Ik heb gezien met welke toewijding professionals het goede willen doen voor jeugdigen.
Deze ontwikkeling wil ik verder doorzetten.
Mijn ambitie is dat jeugdigen met complexe en meervoudige problemen die veiligheid
en bescherming nodig hebben de best passende zorg krijgen, inclusief onderwijs. Op
basis van het hierboven geschetste dilemma ga ik langs twee sporen het huidige systeem
wijzigen:
• Het eerste spoor voorziet in de afbouw van de grootschalige, vaak in buitengebieden
gelegen, gesloten jeugdhulpinstellingen en de ombouw naar kleinschalige voorzieningen
die veiligheid en bescherming bieden.
• Het tweede spoor heeft als eindstation nul gesloten plaatsingen. Dat is een lang traject.
Ik wil dat we in 2030 zo dicht mogelijk bij dat eindstation gekomen zijn.
We kiezen dus voor een stapsgewijze aanpak om uiteindelijk bij nul gesloten plaatsingen
te komen. We gaan van grootschalig naar kleinschalig en ontwikkelen vanuit daar de
af- en ombouw verder door.
Deze sporen wil ik samen met ervaringsdeskundigen, professionals, gemeentelijke en
zorgbestuurders, de onderwijssector, wetenschappers en andere betrokkenen vormgeven.
Hoe we dat willen doen, staat in deze brief.
In mijn eerdere brief van 13 mei 2022 over de visie op het jeugdzorgstelsel en noodzakelijke
hervormingen heb ik aangegeven dat ik me wil inzetten voor de meest kwetsbare jeugd3. Deze brief richt zich op de meest kwetsbare jeugd die bescherming en veiligheid
nodig heeft en past binnen de brede ontwikkeling van de Hervormingsagenda, waarbij
onder meer wordt beoogd om de residentiele zorg verder terug te dringen.
Hieronder staat de kern van deze brief, gevolgd door de uitwerking in een visie, een
analyse van de huidige situatie, de doelstellingen, acties en randvoorwaarden, en
de governance om onze ambities gezamenlijk waar te maken.
Kern van deze brief:
• Rijk, gemeenten en aanbieders zetten zich in voor de liefdevolle en menswaardige zorg
die jeugdigen met complexe en meervoudige problemen nodig hebben in een beschermende
en veilige omgeving, liefst thuis of in een zo thuis mogelijke omgeving zoals een
pleeggezin of een gezinshuis. Als dat niet kan, dan vindt het plaats in een kleinschalige
voorziening.
• Alle gesloten jeugdhulpinstellingen gaan kleinschalig werken. De zorg gaat steeds
minder en uiteindelijk helemaal niet meer gepaard met plaatsingen in gesloten accommodaties.

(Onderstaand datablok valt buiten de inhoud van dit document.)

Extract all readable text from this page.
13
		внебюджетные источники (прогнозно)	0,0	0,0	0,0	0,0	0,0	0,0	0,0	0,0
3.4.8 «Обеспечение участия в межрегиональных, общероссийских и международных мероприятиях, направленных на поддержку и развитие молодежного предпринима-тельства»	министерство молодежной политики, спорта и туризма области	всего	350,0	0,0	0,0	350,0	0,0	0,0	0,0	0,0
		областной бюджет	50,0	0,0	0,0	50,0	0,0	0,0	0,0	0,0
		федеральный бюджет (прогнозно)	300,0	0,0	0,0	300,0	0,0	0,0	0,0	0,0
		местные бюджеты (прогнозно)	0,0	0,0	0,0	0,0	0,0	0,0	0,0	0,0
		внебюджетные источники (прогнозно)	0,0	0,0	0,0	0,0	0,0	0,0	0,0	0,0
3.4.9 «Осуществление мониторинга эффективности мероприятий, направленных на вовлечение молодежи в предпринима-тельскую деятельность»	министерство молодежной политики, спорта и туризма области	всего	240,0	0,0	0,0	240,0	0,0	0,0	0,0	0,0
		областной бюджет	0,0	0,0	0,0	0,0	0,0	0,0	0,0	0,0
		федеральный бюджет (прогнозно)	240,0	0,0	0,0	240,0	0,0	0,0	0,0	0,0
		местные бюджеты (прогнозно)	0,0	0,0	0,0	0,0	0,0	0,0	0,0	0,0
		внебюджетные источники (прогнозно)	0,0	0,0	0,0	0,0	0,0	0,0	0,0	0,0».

• Vrijheidsbeperkende maatregelen die nodig zijn, vinden uitsluitend plaats op basis
van het «nee, tenzij» principe. De wetgeving ga ik daarop aanpassen. Bij uw Kamer
ligt momenteel al een wetsvoorstel waarmee de rechtsbescherming van jeugdigen in gesloten
setting stevig wordt verbeterd. Er komen ook veldnormen voor de toepassing van vrijheidsbeperkende
maatregelen.
• Er komt een verbeterd kwaliteitskader voor de zorg aan deze jeugdigen. De kenmerken
van kleinschalige voorzieningen worden daarnaast via een lerende structuur nader uitgewerkt.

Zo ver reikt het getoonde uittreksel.